The affirmative vote or consent of the holders of at least 66 2/3% of the
outstanding shares of this Series and any other series of preferred shares
ranking on a parity with this Series as to dividends and upon liquidation,
voting as a single class without regard to series, will be required to issue,
authorize or increase the authorized amount of any class or series of shares
ranking prior to this Series as to dividends or upon liquidation or to issue or
authorize any obligation or security convertible into or evidencing a right to
purchase any such security, but subject to Section 5(c)(ii) hereof, the Articles
of Incorporation may be amended to increase the number of authorized preferred
shares ranking on a parity with or junior to this Series or to create another
class of preferred shares ranking on a parity with or junior to this Series
without the vote of the holders of outstanding shares of this Series.

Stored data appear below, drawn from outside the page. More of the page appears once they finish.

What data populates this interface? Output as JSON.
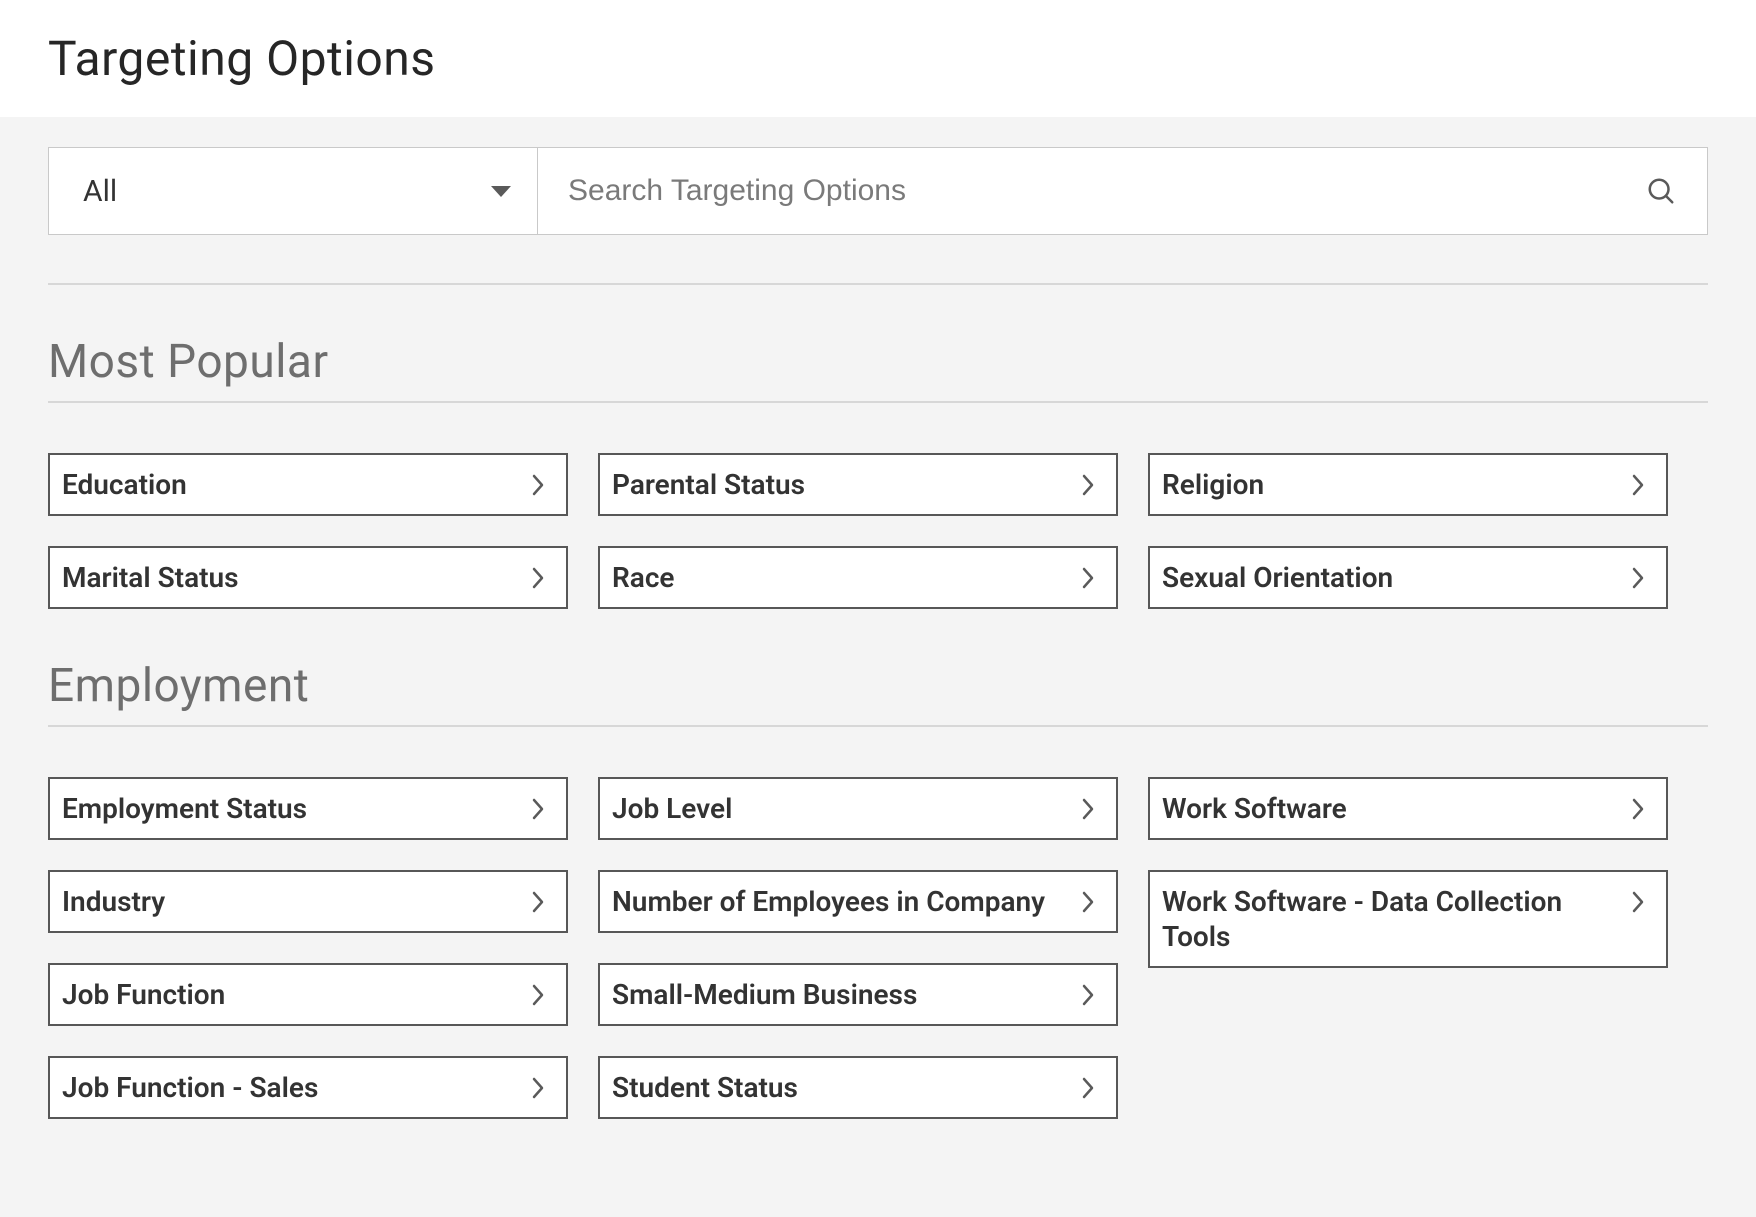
{
  "page_title": "Targeting Options",
  "filter": {
    "selected": "All"
  },
  "search": {
    "placeholder": "Search Targeting Options"
  },
  "sections": {
    "most_popular": {
      "title": "Most Popular",
      "col1": [
        "Education",
        "Marital Status"
      ],
      "col2": [
        "Parental Status",
        "Race"
      ],
      "col3": [
        "Religion",
        "Sexual Orientation"
      ]
    },
    "employment": {
      "title": "Employment",
      "col1": [
        "Employment Status",
        "Industry",
        "Job Function",
        "Job Function - Sales"
      ],
      "col2": [
        "Job Level",
        "Number of Employees in Company",
        "Small-Medium Business",
        "Student Status"
      ],
      "col3": [
        "Work Software",
        "Work Software - Data Collection Tools"
      ]
    }
  }
}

6. Conversion. The holders of the Series Y Preferred Stock shall not have
any rights to convert such shares into shares of any other class or series of
stock or into any other securities of, or interest in, the Corporation.
7. No Sinking Fund. No sinking fund shall be established for the retirement
or redemption of Series Y Preferred Stock.
8. No Preemptive Rights. No holder of the Series Y Preferred Stock of the
Corporation shall, as such holder, have any preemptive rights to purchase or
subscribe for additional shares of stock of the Corporation or any other
security of the Corporation which it may issue or sell.